We have recently open sourced our inference acceleration library, voltaML.

⚡VoltaML is a lightweight library to convert and run your ML/DL deep learning models in high performance inference runtimes like TensorRT, TorchScript, ONNX and TVM.

We would love for the reddit and the open-source community to use it, give feedback and help us improve the library.

Comments

PlayOffQuinnCook t1_iu7ualp wrote on October 29, 2022 at 5:53 AM

#307,148

Congrats on open sourcing! Quick question on fusion - how do you guys fuse layers like conv, bn, relu, etc, if they are not named conv1, bn1, relu in the nn.Module.

PlayOffQuinnCook t1_iu7ug9w wrote on October 29, 2022 at 5:55 AM

#307,171

Replying to PlayOffQuinnCook (#307,148)

Oh I guess the library supports accelerating a couple of well known models defined in the models module?

_Arsenie_Boca_ t1_iu7yz56 wrote on October 29, 2022 at 6:58 AM

#307,842

Looks promising. A comparison with other competitors (hf accelerate, neuralmagic, nebullvm, ...) would be great

limpbizkit4prez t1_iu965oz wrote on October 29, 2022 at 3:09 PM

#314,825

Do you have any benchmarks against other frameworks and have you benchmarked other types of models or are you doing something specific for NLP?

LetterRip t1_iu9be41 wrote on October 29, 2022 at 3:47 PM

#315,852

Have you tried it with diffusers/stable diffusion?

pommedeterresautee t1_iu9vc6f wrote on October 29, 2022 at 6:08 PM

#319,661

Hi, I am one of the authors of transformer deploy. I have seen you have copied most of the files for the transformer part. That’s really cool, I really appreciate you kept the licenses, may I ask you to cite our work in the Readme ?

Moreover, if I may, why did you copied instead of just importing a dependency? You would get the maintenance for free :-)

harishprab OP t1_iucxpg1 wrote on October 30, 2022 at 11:37 AM

#339,886

Replying to pommedeterresautee (#319,661)

Hey. You’ve done amazing work with transformers deploy. We have actually mentioned you in the work. We just wanted to have voltaML to be one repo for all ML, CV and NLP needs.
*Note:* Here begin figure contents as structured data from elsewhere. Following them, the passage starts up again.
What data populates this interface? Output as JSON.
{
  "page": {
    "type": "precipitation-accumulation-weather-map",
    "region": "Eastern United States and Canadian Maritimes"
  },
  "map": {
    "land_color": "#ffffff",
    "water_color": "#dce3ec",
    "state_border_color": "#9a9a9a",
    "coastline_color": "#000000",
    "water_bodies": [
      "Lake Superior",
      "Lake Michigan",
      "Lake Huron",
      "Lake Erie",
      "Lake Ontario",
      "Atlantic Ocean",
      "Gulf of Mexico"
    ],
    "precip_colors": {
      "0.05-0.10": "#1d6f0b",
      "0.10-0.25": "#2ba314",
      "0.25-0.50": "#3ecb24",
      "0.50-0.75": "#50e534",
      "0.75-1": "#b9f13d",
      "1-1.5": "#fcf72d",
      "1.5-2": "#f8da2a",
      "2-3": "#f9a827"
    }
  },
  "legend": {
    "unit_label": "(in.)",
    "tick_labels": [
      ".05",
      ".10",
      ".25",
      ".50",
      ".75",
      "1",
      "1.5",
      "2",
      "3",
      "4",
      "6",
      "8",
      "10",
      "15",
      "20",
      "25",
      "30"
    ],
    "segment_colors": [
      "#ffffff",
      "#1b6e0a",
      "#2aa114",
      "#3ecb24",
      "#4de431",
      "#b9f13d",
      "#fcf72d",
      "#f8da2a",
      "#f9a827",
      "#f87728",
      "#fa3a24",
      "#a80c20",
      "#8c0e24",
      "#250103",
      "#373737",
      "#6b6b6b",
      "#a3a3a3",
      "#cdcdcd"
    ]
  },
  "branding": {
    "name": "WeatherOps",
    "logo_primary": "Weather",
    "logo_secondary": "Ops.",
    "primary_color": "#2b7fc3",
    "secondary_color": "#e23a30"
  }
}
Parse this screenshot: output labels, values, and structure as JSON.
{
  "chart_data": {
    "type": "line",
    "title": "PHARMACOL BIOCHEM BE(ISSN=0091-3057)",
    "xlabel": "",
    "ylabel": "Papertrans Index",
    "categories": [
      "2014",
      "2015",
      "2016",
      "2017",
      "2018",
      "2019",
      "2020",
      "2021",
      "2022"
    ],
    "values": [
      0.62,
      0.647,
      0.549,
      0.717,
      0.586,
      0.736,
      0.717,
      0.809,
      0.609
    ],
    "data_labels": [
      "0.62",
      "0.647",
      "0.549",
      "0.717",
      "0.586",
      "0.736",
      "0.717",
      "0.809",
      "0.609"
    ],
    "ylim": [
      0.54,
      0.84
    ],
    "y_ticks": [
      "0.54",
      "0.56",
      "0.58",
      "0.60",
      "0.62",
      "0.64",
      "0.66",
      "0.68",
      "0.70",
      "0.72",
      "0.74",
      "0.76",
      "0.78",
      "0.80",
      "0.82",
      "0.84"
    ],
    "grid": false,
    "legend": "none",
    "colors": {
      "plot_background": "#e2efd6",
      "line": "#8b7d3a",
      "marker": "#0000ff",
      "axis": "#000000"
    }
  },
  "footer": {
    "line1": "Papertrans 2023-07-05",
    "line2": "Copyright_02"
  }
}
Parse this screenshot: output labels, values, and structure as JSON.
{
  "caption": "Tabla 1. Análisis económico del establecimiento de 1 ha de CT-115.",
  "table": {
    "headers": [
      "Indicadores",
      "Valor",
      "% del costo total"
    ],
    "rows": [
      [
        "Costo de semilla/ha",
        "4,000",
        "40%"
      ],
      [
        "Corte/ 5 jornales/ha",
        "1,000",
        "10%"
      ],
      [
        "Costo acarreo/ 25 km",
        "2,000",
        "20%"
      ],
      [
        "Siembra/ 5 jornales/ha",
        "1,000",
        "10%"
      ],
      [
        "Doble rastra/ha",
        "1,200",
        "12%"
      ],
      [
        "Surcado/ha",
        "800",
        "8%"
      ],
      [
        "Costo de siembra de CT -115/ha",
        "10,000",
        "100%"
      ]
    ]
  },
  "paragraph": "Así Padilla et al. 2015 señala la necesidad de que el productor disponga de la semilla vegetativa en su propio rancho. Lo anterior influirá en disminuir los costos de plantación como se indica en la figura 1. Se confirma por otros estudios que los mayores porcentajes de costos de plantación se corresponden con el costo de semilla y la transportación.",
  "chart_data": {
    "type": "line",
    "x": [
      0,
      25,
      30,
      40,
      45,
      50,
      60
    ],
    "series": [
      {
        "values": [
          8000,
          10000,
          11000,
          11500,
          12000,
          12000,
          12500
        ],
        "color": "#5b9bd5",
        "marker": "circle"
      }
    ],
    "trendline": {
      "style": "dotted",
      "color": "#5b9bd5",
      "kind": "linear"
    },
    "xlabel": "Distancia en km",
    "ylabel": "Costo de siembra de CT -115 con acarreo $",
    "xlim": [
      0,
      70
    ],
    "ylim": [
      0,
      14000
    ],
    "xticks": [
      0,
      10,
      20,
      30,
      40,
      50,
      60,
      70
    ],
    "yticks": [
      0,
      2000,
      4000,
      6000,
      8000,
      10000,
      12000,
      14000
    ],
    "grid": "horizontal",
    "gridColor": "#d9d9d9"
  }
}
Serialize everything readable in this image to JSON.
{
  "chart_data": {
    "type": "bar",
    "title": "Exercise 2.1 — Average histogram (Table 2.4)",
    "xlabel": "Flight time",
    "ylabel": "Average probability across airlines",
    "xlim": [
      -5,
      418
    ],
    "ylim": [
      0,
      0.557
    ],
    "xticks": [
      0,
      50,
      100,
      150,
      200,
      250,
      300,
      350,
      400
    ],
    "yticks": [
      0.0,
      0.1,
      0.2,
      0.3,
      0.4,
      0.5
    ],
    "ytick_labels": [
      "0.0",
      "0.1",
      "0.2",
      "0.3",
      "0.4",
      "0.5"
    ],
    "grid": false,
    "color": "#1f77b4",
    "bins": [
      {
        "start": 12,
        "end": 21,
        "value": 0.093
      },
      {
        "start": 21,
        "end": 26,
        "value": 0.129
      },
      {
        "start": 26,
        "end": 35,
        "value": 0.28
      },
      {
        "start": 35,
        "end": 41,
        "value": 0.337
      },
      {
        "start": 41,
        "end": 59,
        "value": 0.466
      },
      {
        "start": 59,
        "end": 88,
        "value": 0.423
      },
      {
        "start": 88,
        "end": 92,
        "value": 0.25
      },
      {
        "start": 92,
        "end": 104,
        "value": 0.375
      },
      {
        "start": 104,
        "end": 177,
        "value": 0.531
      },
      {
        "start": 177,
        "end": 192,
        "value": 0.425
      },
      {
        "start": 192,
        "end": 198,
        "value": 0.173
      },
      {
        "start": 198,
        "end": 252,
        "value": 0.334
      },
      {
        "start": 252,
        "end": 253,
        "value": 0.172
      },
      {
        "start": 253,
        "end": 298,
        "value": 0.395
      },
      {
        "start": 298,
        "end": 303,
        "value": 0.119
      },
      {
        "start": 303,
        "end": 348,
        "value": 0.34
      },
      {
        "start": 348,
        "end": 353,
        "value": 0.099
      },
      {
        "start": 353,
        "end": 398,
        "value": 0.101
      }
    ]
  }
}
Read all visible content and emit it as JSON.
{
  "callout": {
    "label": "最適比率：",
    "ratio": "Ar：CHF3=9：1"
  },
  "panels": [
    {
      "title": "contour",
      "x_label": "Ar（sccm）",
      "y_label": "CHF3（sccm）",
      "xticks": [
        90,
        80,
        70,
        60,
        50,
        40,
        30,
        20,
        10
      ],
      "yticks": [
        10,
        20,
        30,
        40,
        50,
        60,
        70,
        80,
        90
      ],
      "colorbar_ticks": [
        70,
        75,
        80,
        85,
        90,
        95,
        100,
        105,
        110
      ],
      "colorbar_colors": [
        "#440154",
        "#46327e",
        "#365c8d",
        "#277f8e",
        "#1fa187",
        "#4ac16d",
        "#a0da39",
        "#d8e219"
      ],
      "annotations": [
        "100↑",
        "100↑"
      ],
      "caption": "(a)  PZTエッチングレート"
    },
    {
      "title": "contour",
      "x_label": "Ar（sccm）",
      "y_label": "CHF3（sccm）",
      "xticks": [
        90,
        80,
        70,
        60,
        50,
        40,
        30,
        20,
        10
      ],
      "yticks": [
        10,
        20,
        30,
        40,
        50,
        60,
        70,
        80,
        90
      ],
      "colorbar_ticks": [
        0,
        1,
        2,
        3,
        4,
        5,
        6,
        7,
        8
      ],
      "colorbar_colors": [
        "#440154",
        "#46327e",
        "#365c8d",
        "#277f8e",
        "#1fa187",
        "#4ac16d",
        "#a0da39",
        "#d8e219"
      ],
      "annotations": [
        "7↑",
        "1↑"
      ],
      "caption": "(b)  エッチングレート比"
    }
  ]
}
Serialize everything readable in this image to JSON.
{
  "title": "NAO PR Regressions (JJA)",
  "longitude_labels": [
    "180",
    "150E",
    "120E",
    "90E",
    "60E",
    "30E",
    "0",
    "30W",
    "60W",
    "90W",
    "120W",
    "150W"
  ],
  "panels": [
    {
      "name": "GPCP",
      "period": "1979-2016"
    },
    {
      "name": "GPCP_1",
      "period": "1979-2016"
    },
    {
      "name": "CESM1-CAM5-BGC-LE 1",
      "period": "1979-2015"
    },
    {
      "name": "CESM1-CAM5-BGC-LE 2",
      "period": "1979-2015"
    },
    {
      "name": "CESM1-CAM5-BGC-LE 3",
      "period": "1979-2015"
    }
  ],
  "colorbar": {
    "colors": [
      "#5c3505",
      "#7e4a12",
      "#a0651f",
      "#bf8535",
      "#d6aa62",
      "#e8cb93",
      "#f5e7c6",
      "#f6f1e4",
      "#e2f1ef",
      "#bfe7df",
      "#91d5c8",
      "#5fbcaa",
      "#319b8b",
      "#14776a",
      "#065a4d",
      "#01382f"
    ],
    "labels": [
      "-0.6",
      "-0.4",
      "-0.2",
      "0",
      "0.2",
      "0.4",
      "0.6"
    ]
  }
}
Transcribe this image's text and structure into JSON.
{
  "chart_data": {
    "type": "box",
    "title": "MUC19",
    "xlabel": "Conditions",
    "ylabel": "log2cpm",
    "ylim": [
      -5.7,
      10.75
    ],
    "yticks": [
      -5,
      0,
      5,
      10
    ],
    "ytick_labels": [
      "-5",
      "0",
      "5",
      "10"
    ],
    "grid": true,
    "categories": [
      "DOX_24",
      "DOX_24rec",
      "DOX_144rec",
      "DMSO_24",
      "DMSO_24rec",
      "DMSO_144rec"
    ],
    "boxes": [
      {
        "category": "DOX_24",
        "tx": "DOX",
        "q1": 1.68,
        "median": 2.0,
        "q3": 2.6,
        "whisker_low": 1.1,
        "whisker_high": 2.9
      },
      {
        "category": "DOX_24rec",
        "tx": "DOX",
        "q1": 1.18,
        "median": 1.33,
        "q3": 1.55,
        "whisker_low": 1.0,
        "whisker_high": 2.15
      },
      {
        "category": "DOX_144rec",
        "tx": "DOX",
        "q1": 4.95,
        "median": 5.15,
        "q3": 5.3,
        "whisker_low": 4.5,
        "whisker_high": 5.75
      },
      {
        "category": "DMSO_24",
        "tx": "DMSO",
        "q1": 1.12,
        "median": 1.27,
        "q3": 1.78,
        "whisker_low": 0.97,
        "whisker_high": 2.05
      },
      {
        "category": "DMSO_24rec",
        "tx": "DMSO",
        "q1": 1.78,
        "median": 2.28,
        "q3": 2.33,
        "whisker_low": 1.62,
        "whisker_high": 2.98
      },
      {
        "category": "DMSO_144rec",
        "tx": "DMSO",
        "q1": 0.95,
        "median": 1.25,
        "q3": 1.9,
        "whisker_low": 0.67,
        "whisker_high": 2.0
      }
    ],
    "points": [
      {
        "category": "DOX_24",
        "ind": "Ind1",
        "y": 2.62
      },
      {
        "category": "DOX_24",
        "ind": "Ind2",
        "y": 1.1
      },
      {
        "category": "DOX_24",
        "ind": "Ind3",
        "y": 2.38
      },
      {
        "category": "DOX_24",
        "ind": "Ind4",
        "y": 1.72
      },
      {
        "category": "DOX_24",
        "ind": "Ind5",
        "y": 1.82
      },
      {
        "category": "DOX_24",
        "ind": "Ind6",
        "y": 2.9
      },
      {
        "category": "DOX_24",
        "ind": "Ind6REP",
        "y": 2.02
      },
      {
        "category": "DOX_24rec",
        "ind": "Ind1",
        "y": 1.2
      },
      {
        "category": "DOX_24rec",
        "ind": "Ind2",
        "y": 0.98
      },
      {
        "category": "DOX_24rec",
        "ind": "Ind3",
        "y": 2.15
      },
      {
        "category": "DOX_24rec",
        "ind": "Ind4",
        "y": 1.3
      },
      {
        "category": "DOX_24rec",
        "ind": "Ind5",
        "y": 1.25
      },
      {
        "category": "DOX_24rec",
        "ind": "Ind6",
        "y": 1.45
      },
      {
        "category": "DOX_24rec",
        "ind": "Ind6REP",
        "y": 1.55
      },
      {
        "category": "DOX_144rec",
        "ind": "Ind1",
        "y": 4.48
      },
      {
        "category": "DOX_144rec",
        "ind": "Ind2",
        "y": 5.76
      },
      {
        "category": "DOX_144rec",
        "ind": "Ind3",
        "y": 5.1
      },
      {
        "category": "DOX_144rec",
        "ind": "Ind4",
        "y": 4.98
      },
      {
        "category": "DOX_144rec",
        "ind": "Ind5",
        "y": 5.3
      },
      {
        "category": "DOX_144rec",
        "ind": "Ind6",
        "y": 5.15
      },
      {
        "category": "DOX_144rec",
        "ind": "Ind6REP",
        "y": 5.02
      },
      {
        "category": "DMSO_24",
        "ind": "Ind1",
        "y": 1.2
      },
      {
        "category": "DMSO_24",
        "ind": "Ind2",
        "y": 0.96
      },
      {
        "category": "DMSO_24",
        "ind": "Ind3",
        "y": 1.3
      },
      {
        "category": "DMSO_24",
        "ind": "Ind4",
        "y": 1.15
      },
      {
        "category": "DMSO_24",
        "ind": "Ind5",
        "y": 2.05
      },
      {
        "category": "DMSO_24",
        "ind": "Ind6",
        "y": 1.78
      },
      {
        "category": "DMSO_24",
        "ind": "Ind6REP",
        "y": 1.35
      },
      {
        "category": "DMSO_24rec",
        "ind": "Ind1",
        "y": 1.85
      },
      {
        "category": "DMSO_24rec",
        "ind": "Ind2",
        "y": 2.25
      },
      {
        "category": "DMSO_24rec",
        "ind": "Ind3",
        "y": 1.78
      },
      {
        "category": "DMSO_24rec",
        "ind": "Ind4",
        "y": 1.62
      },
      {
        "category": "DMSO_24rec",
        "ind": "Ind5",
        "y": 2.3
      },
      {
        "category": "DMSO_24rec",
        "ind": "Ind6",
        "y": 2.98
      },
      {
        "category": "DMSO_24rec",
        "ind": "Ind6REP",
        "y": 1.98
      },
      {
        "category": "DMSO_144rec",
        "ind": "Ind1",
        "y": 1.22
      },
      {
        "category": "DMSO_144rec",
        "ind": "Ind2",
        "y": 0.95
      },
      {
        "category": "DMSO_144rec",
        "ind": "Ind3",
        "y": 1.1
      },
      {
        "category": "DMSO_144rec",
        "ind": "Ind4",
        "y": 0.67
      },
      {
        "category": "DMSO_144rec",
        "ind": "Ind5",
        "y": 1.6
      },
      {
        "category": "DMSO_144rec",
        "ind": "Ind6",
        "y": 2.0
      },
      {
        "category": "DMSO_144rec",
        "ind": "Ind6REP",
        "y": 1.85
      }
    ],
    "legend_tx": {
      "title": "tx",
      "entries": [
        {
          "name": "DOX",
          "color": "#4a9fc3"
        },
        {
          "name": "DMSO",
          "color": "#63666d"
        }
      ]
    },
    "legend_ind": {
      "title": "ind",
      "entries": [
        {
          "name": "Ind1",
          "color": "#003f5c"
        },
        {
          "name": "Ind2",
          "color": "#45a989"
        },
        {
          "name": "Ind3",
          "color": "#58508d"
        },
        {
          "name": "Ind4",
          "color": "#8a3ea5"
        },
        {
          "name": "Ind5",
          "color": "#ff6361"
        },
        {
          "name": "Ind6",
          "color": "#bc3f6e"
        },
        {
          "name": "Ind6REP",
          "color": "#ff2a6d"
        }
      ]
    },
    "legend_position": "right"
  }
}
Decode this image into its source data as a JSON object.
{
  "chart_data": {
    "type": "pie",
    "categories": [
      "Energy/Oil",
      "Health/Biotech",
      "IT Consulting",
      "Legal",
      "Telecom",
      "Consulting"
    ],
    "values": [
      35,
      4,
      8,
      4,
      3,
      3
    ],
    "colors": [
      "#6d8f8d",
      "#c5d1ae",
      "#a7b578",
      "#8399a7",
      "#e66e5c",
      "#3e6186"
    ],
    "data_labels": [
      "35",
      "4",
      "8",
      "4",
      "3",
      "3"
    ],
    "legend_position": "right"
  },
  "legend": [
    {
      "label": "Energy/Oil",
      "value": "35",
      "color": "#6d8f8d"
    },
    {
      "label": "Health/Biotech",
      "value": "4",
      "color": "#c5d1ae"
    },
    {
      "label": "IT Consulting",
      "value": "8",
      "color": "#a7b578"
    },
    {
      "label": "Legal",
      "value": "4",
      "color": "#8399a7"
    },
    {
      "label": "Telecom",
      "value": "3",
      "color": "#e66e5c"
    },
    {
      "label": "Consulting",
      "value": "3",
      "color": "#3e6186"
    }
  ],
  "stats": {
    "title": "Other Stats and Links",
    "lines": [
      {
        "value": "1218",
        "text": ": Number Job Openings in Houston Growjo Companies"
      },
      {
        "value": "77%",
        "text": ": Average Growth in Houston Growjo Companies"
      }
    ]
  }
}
harishprab OP t1_iucy0ne wrote on October 30, 2022 at 11:40 AM

#339,963

Replying to PlayOffQuinnCook (#307,148)

We use the TorchFX library to do this on CPU. And TensorRT is doing this for GPU. We’re not using any custom function for the fusing. TorchFX and TensorRT are doing it anyways

harishprab OP t1_iucy9k9 wrote on October 30, 2022 at 11:43 AM

#340,017

Replying to _Arsenie_Boca_ (#307,842)

Thanks. HF accelerate is basically doing it for intel chips. I haven’t seen them support TensorRT. I could be wrong. Neural Magic is mostly about quantisation aware training and pruning techniques. We focus on post training techniques. We should try Nebullvm. They’re a great library too.

harishprab OP t1_iucycq7 wrote on October 30, 2022 at 11:44 AM

#340,031

Replying to limpbizkit4prez (#314,825)

We have computer vision, NLP and decision trees inference acceleration.

harishprab OP t1_iucyp3o wrote on October 30, 2022 at 11:48 AM

#340,104

Replying to pommedeterresautee (#319,661)

Maybe we’ll have it as a dependency. We’re also planning to do some of our own work on NLP. So thought we’ll have it as a non dependency

limpbizkit4prez t1_iud9604 wrote on October 30, 2022 at 1:31 PM

#342,526

Replying to harishprab (#340,031)

Oh wow, I have no idea how I missed the other parts of the readme that shows other types of applications. Do you plan on showing any benchmarks against other frameworks?

PlayOffQuinnCook t1_iueq6l4 wrote on October 30, 2022 at 7:39 PM

#353,863

Replying to harishprab (#339,963)

I understand that. But let’s say I have these operators named as c1, b1, r1 instead of what it expects, the fusion logic won’t work. So my question was if this library works only a fixed set of models defined in the library itself or it can work against any models users write.

harishprab OP t1_iugkqy9 wrote on October 31, 2022 at 3:55 AM

#370,166

Right now it supports only for the models that are supported by these libraries. We have tried fusion manually earlier but ran into many issues given the diversity of models. So we stuck to torchfx and trt. Maybe in the future we can make it modular so that it can work on any model.